Like their last two albums, the couple teamed with producer BJ Burton (Taylor Swift, Lizzo), who pushes them into artier realms on Hey What with fluttering noise and damaged guitar production, but the rays of sunshine, the moments of musical bliss, arrive more frequently this time, making for a much more engaging album. Hey What is a well-rounded experience from the first track, the gorgeously devastating “White Horses,” to the last, “The Price You Pay (It Must Be Wearing Off)” and all its tentative hope, with moments in between that ebb and flow with the capriciousness of human emotion. There are echoes from Low’s more traditionally “rock”-focused albums — the ethereality of 1994’s I Could Live in Hope, the shadowplay of 2002’s Trust, the euphony of 2005’s The Great Destroyer — but here, they work better as vestiges so the challenging production can force them into something new. It’s engaging, inspirational, uncomfortable, and terrifying, depending on the minute.

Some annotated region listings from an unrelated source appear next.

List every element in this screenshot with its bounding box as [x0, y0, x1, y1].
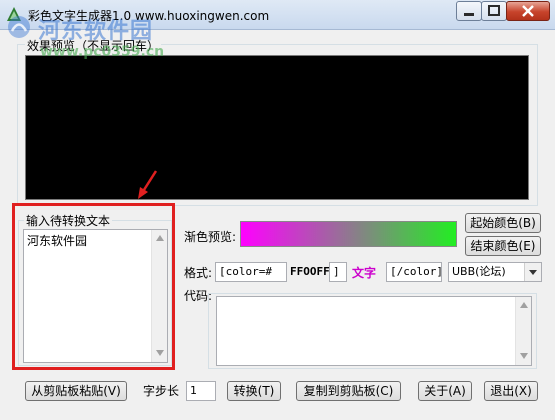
close-icon	[522, 5, 534, 17]
start-color-button[interactable]: 起始颜色(B)	[465, 213, 541, 233]
format-label: 格式:	[184, 266, 213, 280]
minimize-button[interactable]	[456, 1, 482, 21]
maximize-icon	[488, 5, 500, 16]
highlight-frame	[12, 203, 175, 370]
format-select-value: UBB(论坛)	[452, 265, 506, 278]
code-scroll-down-icon[interactable]	[520, 353, 528, 359]
dropdown-arrow-icon[interactable]	[524, 263, 541, 281]
step-input[interactable]: 1	[186, 381, 216, 401]
code-scrollbar[interactable]	[515, 297, 531, 365]
preview-canvas	[25, 55, 529, 200]
copy-button[interactable]: 复制到剪贴板(C)	[296, 381, 401, 401]
exit-button[interactable]: 退出(X)	[484, 381, 538, 401]
close-bracket-field[interactable]: ]	[329, 262, 347, 282]
gradient-preview-bar	[240, 221, 457, 247]
watermark-text: 河东软件园	[38, 19, 154, 44]
end-tag-field[interactable]: [/color]	[386, 262, 442, 282]
end-color-button[interactable]: 结束颜色(E)	[465, 236, 541, 256]
format-select[interactable]: UBB(论坛)	[448, 262, 542, 282]
close-button[interactable]	[506, 1, 550, 21]
color-code: FFOOFF	[290, 265, 330, 278]
sample-text: 文字	[352, 266, 377, 280]
code-scroll-up-icon[interactable]	[520, 302, 528, 308]
open-tag-field[interactable]: [color=#	[215, 262, 287, 282]
code-textarea[interactable]	[216, 296, 532, 366]
convert-button[interactable]: 转换(T)	[227, 381, 281, 401]
watermark-url: www.pc0359.cn	[40, 44, 165, 60]
annotation-arrow-icon	[138, 170, 158, 199]
about-button[interactable]: 关于(A)	[418, 381, 472, 401]
minimize-icon	[464, 13, 474, 16]
maximize-button[interactable]	[481, 1, 507, 21]
step-label: 字步长	[143, 384, 180, 398]
paste-button[interactable]: 从剪贴板粘贴(V)	[25, 381, 127, 401]
gradient-label: 渐色预览:	[184, 230, 237, 244]
watermark-logo-icon	[8, 16, 30, 38]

On “I Can Wait,” Sparhawk and Parker harmonize over strobing guitar about making mistakes and feeling afraid of some existential price they must pay, but they make up for it by throwing out a life preserver to anyone listening in: “If I could … I would give you a break, I could carry the weight.” Meanwhile, Sparhawk’s guitar sighs in the background. “Disappearing” pairs the singers’ harmonies with enough shuddering, overdriven static to make any speaker setup sound terrible, “Hey” is all shimmering electronics with dashes of Parker’s Laurie Anderson–style “hey” callouts, and “Don’t Walk Away” could be a Mel Tormé crooner were it not for the murmuring and blurping electronics that buttress the couple’s gorgeous entreaties to save their relationship (“Don’t walk away, I cannot take anymore/Why this game? I cannot play anymore.”) The album’s best song, “More,” features Parker making sense of a life of bitterness (“I should have asked for more than what I got”) over heavy-metal electronics but with “la-la-la” refrains and Sparhawk howling, “aaa-ooooo,” making it more bittersweet than wholly acrimonious. And even though the album is not a concept album, it ends like one.

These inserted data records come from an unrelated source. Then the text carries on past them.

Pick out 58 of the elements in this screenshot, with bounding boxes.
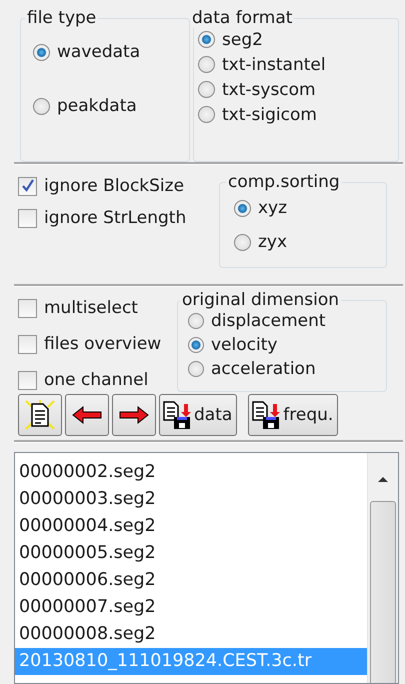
checkbox-label: files overview (44, 334, 162, 354)
radio-label: seg2 (222, 30, 263, 50)
radio-option[interactable]: peakdata (33, 94, 183, 118)
group-title: comp.sorting (227, 172, 341, 192)
group-title: data format (191, 8, 294, 28)
radio-button[interactable] (234, 234, 251, 250)
radio-label: txt-instantel (222, 54, 326, 74)
radio-button[interactable] (198, 56, 215, 73)
file-list-item[interactable]: 00000002.seg2 (15, 459, 367, 486)
file-list-item[interactable]: 00000004.seg2 (15, 513, 367, 540)
radio-label: xyz (258, 198, 288, 218)
radio-label: velocity (211, 335, 278, 355)
scroll-up-icon (377, 475, 389, 483)
file-list-item[interactable]: 00000008.seg2 (15, 621, 367, 648)
checkbox-label: one channel (44, 370, 148, 390)
checkbox[interactable] (18, 208, 37, 228)
radio-label: displacement (211, 311, 326, 331)
scroll-thumb[interactable] (370, 501, 396, 683)
right-arrow-icon (119, 405, 149, 425)
file-list-item[interactable]: 00000006.seg2 (15, 567, 367, 594)
next-button[interactable] (112, 394, 156, 436)
save-button[interactable]: frequ. (248, 394, 338, 436)
checkbox[interactable] (18, 176, 37, 196)
checkbox-label: multiselect (44, 298, 138, 318)
new-file-button[interactable] (18, 394, 62, 436)
group-title: original dimension (181, 290, 340, 310)
radio-option[interactable]: wavedata (33, 40, 183, 64)
file-list-item[interactable]: 00000007.seg2 (15, 594, 367, 621)
radio-label: zyx (258, 232, 288, 252)
document-disk-icon (162, 400, 192, 430)
checkbox-label: ignore BlockSize (44, 176, 184, 196)
radio-label: txt-syscom (222, 80, 316, 100)
radio-button[interactable] (198, 31, 215, 48)
save-button[interactable]: data (159, 394, 238, 436)
radio-button[interactable] (33, 98, 50, 114)
left-arrow-icon (72, 405, 102, 425)
radio-button[interactable] (198, 81, 215, 98)
radio-button[interactable] (234, 200, 251, 216)
radio-label: txt-sigicom (222, 104, 317, 124)
document-disk-icon (251, 400, 282, 430)
checkbox[interactable] (18, 334, 37, 354)
radio-button[interactable] (198, 106, 215, 123)
radio-button[interactable] (188, 313, 204, 329)
sparkling-document-icon (25, 400, 55, 430)
file-list-item[interactable]: 00000005.seg2 (15, 540, 367, 567)
radio-button[interactable] (188, 361, 204, 377)
group-title: file type (26, 8, 98, 28)
checkbox[interactable] (18, 370, 37, 390)
radio-label: acceleration (211, 359, 316, 379)
checkbox-label: ignore StrLength (44, 208, 186, 228)
previous-button[interactable] (65, 394, 109, 436)
file-list-item[interactable]: 00000003.seg2 (15, 486, 367, 513)
radio-button[interactable] (33, 44, 50, 60)
radio-button[interactable] (188, 337, 204, 353)
radio-label: wavedata (57, 42, 140, 62)
scrollbar[interactable] (367, 453, 398, 683)
checkbox[interactable] (18, 298, 37, 318)
radio-label: peakdata (57, 96, 137, 116)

On “The Price You Pay,” Parker and Sparhawk sing, “I know what they want, to forget the hurt/But either side you’re on, you get what you deserve,” and the guitars, orchestral strings, and feedback build tension as the song creeps on. “I know it sounds absurd,” they sing, before the track coagulates into an eerie, horror-movie dance-rock soundscape that lasts a few minutes. But before the whole thing feels uncanny, the music falls away and the couple sing, “It must be wearing off,” as if they’d been experiencing the side effects of some experimental narcotic for the past 46 minutes. The song doesn’t even end in a traditional way, it just stops, mid-noise — the dream is done and anyone eavesdropping will be making sense of the Hey What for far longer than they listened to it. This is Low’s victory.